The lessons learned from this initiative, as stated by Williams and Connelly (2003), are the following:

  • Teaching people about gambling odds may be analogous to telling smokers about the harmful effects of smoking or drinkers about the harmful effects of drinking—perhaps not that effective in prevention initiatives.

  • Developing a more negative attitude toward gambling most strongly predicts decreased gambling behaviour.

  • Improving people’s knowledge about problem gambling appears to be important (and perhaps a mechanism by which attitudes change).

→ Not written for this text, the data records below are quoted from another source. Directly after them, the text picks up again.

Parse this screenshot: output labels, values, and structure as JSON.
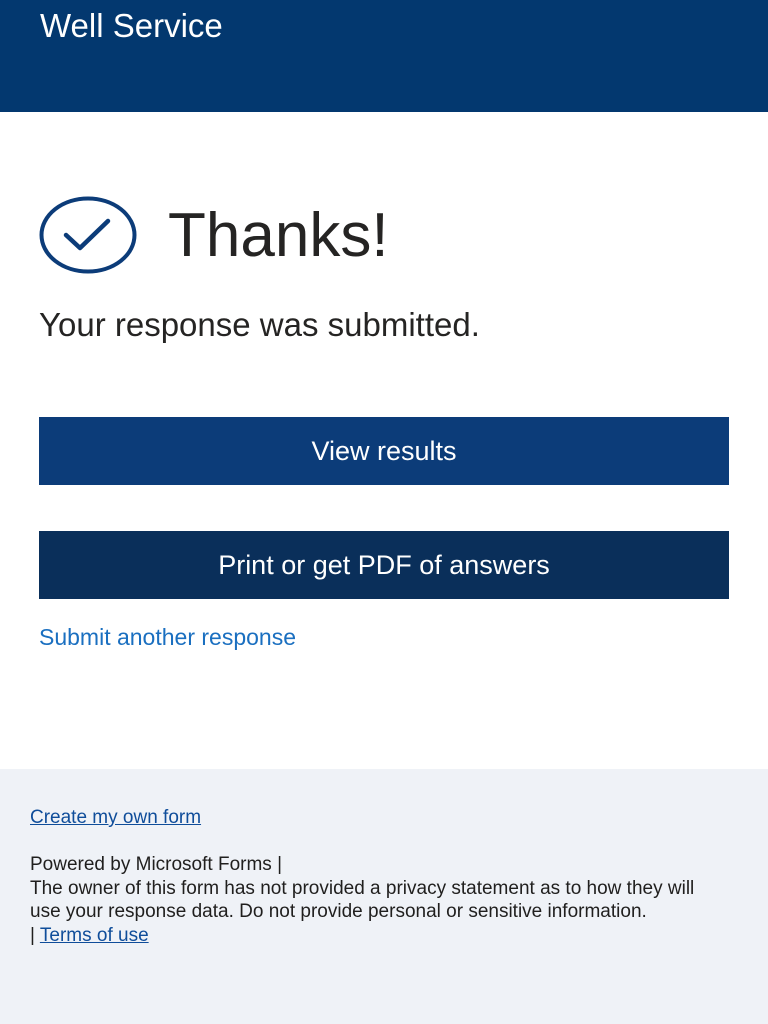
{
  "header": {
    "title": "Well Service",
    "background_color": "#03386f"
  },
  "confirmation": {
    "icon": "check-circle-icon",
    "heading": "Thanks!",
    "message": "Your response was submitted."
  },
  "actions": {
    "view_results_label": "View results",
    "print_label": "Print or get PDF of answers",
    "submit_another_label": "Submit another response"
  },
  "footer": {
    "create_form_label": "Create my own form",
    "powered_by": "Powered by Microsoft Forms |",
    "privacy_notice": "The owner of this form has not provided a privacy statement as to how they will use your response data. Do not provide personal or sensitive information.",
    "separator": "|",
    "terms_label": "Terms of use"
  },
  "colors": {
    "accent": "#0c3c79",
    "link": "#1a6fc0",
    "footer_background": "#eff2f7"
  }
}
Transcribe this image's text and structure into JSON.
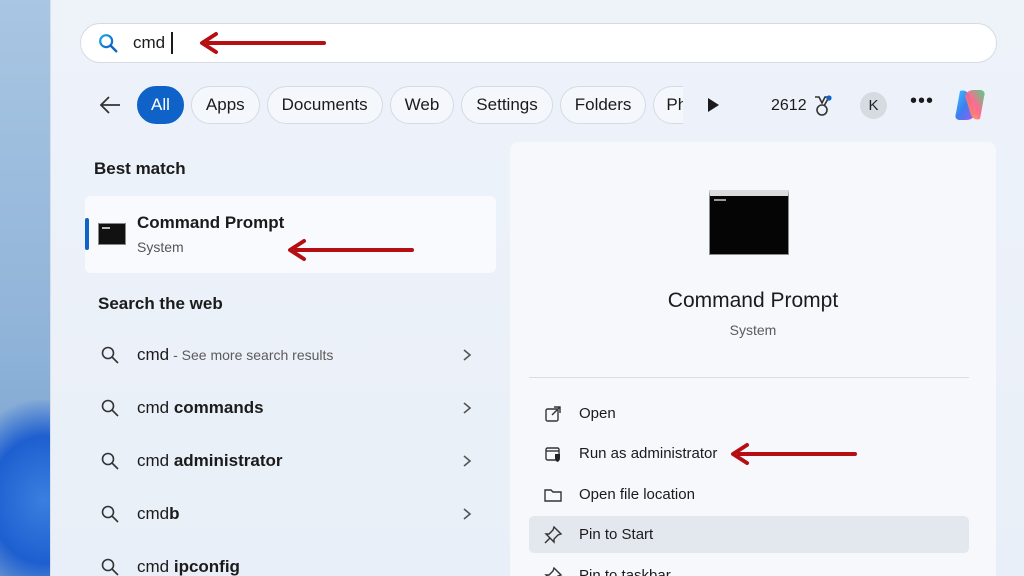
{
  "search": {
    "value": "cmd"
  },
  "filters": {
    "chips": [
      "All",
      "Apps",
      "Documents",
      "Web",
      "Settings",
      "Folders",
      "Ph"
    ],
    "points": "2612",
    "avatar_initial": "K"
  },
  "best_match": {
    "heading": "Best match",
    "name": "Command Prompt",
    "subtitle": "System"
  },
  "web": {
    "heading": "Search the web",
    "items": [
      {
        "prefix": "cmd",
        "bold": "",
        "hint": "- See more search results"
      },
      {
        "prefix": "cmd ",
        "bold": "commands",
        "hint": ""
      },
      {
        "prefix": "cmd ",
        "bold": "administrator",
        "hint": ""
      },
      {
        "prefix": "cmd",
        "bold": "b",
        "hint": ""
      },
      {
        "prefix": "cmd ",
        "bold": "ipconfig",
        "hint": ""
      }
    ]
  },
  "details": {
    "title": "Command Prompt",
    "subtitle": "System",
    "actions": [
      "Open",
      "Run as administrator",
      "Open file location",
      "Pin to Start",
      "Pin to taskbar"
    ]
  },
  "colors": {
    "accent": "#0f63c8",
    "annotation": "#b50f14"
  }
}
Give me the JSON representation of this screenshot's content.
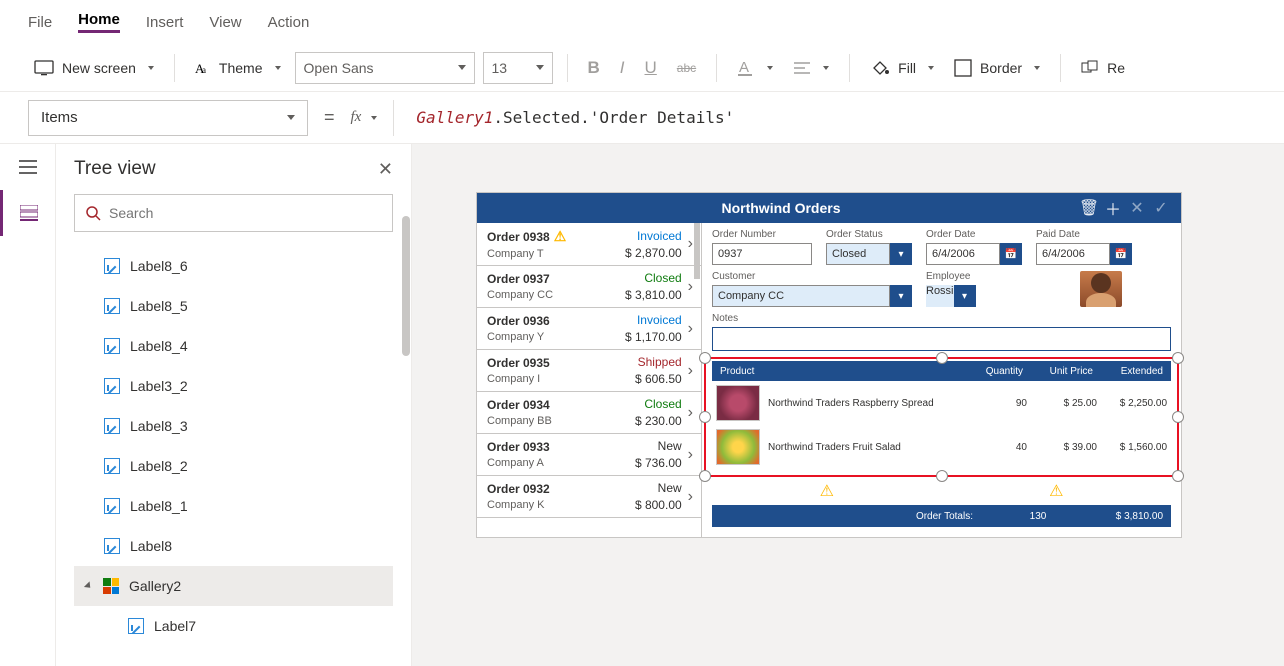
{
  "menu": {
    "file": "File",
    "home": "Home",
    "insert": "Insert",
    "view": "View",
    "action": "Action"
  },
  "toolbar": {
    "newScreen": "New screen",
    "theme": "Theme",
    "font": "Open Sans",
    "fontSize": "13",
    "fill": "Fill",
    "border": "Border",
    "reorder": "Re"
  },
  "property": {
    "name": "Items"
  },
  "formula": {
    "obj": "Gallery1",
    "rest": ".Selected.'Order Details'"
  },
  "tree": {
    "title": "Tree view",
    "searchPlaceholder": "Search",
    "items": [
      {
        "label": "Label8_6"
      },
      {
        "label": "Label8_5"
      },
      {
        "label": "Label8_4"
      },
      {
        "label": "Label3_2"
      },
      {
        "label": "Label8_3"
      },
      {
        "label": "Label8_2"
      },
      {
        "label": "Label8_1"
      },
      {
        "label": "Label8"
      }
    ],
    "selected": "Gallery2",
    "child": "Label7"
  },
  "app": {
    "title": "Northwind Orders",
    "orders": [
      {
        "name": "Order 0938",
        "company": "Company T",
        "status": "Invoiced",
        "statusClass": "st-inv",
        "amount": "$ 2,870.00",
        "warn": true
      },
      {
        "name": "Order 0937",
        "company": "Company CC",
        "status": "Closed",
        "statusClass": "st-closed",
        "amount": "$ 3,810.00"
      },
      {
        "name": "Order 0936",
        "company": "Company Y",
        "status": "Invoiced",
        "statusClass": "st-inv",
        "amount": "$ 1,170.00"
      },
      {
        "name": "Order 0935",
        "company": "Company I",
        "status": "Shipped",
        "statusClass": "st-ship",
        "amount": "$ 606.50"
      },
      {
        "name": "Order 0934",
        "company": "Company BB",
        "status": "Closed",
        "statusClass": "st-closed",
        "amount": "$ 230.00"
      },
      {
        "name": "Order 0933",
        "company": "Company A",
        "status": "New",
        "statusClass": "st-new",
        "amount": "$ 736.00"
      },
      {
        "name": "Order 0932",
        "company": "Company K",
        "status": "New",
        "statusClass": "st-new",
        "amount": "$ 800.00"
      }
    ],
    "detail": {
      "orderNumberLabel": "Order Number",
      "orderNumber": "0937",
      "orderStatusLabel": "Order Status",
      "orderStatus": "Closed",
      "orderDateLabel": "Order Date",
      "orderDate": "6/4/2006",
      "paidDateLabel": "Paid Date",
      "paidDate": "6/4/2006",
      "customerLabel": "Customer",
      "customer": "Company CC",
      "employeeLabel": "Employee",
      "employee": "Rossi",
      "notesLabel": "Notes"
    },
    "grid": {
      "headers": {
        "product": "Product",
        "qty": "Quantity",
        "price": "Unit Price",
        "ext": "Extended"
      },
      "rows": [
        {
          "name": "Northwind Traders Raspberry Spread",
          "qty": "90",
          "price": "$ 25.00",
          "ext": "$ 2,250.00"
        },
        {
          "name": "Northwind Traders Fruit Salad",
          "qty": "40",
          "price": "$ 39.00",
          "ext": "$ 1,560.00"
        }
      ]
    },
    "totals": {
      "label": "Order Totals:",
      "qty": "130",
      "amount": "$ 3,810.00"
    }
  }
}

  • Teaching people about the cognitive errors underlying gambling fallacies is important.

  • Trying to improve generic decision-making, problem-solving and coping skills is probably important.

Finally, there are resources available for those seeking information on best practices regarding prevention principles. They are listed below:

McBride, N. (2002). Systematic literature review of school drug education. Perth, WA: National Drug Research Institute, Curtin University of Technology.

Health Canada (2001). Preventing substance use problems: A compendium of best practices. Ottawa, ON: Health Canada.

Hawks, D., Scott, K., McBride, N., Jones, P., & Stockwell, T. (2002). Prevention of psychoactive substance use: A selected review of what works in the area of prevention. Geneva, Switzerland: World Health Organization.